Demek, cebini dolduranların hatırı sayılır bölümü, doğup-büyüdükleri, servetlerini yaptıkları ülkenin “beka mücadelesine” pek güvenmiyorlar, anlamlıdır!.. 

O zaman “beka mücadelesini” her alana yaymak zorundayız.. Bu aşamada artık, hedefimiz yüksek büyüme oranları kadar, ülkenin geleceğine dört eliyle sarılmış geniş kitlelerin yaşam karşısında başı dik durmasıdır. 

 

“Ekonomi anayasası”na ihtiyaç var  

Hep, siyaseti tartışmanın konforuna sığınmış görünüyoruz, oysa, çöken bir küresel sistem karşısında beka mücadelemiz, ekonomik tercihlerimize bağlıdır ve “neo-liberalizm” bizim bu hayati sorunumuz için kapı aralamıyor…

Durum net: Bizim bir ekonomi anayasasına ihtiyacımız var!..

Liberalizmin ürettiği en ağır insan hakları ihlali olan “fakirlikle” mücadelemizi, bu sistemin pervasızlığına teslim edemeyiz, “insani yaşam kriterlerini” de toplumsal bir uzlaşma ile belirlemek zorundayız.

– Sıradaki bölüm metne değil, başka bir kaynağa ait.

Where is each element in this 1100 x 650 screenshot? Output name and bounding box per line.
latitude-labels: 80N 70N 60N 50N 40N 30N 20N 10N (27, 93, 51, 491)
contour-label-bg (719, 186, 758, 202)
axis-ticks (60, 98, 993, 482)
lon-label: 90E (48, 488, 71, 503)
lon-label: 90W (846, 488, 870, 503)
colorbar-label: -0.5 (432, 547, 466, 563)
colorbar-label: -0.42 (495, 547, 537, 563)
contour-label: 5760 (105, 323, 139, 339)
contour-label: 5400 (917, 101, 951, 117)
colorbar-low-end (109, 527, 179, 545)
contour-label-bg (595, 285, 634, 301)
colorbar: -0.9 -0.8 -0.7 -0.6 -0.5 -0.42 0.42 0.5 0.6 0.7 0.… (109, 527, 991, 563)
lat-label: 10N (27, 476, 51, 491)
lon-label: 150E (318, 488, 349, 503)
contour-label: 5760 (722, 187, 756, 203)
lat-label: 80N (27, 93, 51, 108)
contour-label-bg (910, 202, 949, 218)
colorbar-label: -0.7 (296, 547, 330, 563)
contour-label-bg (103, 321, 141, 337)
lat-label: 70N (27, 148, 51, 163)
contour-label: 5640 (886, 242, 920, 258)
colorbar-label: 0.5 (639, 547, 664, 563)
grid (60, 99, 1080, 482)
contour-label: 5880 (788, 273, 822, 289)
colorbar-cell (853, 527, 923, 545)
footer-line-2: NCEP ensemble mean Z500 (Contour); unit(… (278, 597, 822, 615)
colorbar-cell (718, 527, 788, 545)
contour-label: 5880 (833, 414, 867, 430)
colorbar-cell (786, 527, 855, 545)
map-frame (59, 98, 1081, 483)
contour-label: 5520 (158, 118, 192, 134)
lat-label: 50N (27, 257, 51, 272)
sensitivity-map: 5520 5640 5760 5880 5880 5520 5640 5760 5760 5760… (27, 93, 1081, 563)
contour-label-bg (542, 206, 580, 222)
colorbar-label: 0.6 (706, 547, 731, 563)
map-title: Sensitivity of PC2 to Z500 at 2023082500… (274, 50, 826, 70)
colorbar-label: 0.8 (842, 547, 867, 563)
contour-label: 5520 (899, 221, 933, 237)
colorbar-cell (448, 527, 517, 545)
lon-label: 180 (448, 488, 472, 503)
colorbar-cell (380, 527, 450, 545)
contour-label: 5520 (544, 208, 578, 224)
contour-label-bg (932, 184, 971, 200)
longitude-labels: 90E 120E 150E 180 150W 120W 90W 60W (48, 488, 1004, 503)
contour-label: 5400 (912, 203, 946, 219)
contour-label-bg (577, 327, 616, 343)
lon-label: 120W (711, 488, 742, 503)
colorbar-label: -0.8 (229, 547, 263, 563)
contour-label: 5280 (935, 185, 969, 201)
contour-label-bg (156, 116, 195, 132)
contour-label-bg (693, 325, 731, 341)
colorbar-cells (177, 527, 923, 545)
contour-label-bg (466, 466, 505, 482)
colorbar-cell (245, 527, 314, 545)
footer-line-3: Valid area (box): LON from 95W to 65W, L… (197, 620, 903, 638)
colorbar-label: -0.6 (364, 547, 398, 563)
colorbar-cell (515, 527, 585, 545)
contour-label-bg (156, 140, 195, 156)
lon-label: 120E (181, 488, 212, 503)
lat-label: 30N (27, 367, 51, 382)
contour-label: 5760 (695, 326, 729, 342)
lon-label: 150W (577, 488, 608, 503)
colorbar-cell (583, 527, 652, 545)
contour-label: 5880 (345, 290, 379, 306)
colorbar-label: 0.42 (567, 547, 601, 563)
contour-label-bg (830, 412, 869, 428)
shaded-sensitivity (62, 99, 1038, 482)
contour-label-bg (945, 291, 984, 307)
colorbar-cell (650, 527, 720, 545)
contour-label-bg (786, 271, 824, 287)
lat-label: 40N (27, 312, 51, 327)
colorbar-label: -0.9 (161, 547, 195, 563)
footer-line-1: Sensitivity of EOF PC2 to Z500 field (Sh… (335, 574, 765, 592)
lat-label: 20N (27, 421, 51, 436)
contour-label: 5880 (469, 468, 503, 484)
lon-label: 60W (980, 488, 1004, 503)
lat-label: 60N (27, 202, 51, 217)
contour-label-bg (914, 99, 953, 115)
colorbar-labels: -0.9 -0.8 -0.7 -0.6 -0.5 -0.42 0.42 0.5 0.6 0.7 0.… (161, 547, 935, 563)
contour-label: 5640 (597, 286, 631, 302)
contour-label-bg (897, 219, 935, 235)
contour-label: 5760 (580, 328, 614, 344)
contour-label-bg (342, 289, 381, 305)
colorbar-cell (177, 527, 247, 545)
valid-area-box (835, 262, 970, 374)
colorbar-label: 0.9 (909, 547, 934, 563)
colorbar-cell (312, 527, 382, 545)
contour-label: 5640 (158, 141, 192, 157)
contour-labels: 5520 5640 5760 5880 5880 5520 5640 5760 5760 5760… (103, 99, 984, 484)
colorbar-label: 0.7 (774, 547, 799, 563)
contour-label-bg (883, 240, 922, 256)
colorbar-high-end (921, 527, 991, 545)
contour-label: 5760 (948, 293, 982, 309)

Açık söyleyeyim: O, asgari ücret tespit komisyonu toplantıları, bugünün koşullarında bir tiyatrodan ibarettir.

Örnek bir soru: Toplum olarak devleti yönetenlerin dış borçlanmasını yıllık ulusal üretimimizin yüzde kaçı oranında olmasını kabul ediyoruz, tartışan var mı?

Artık belli oldu: Sürdürülemez bir küresel sistemin dayattığı değerler ile yaşamamız mümkün değil.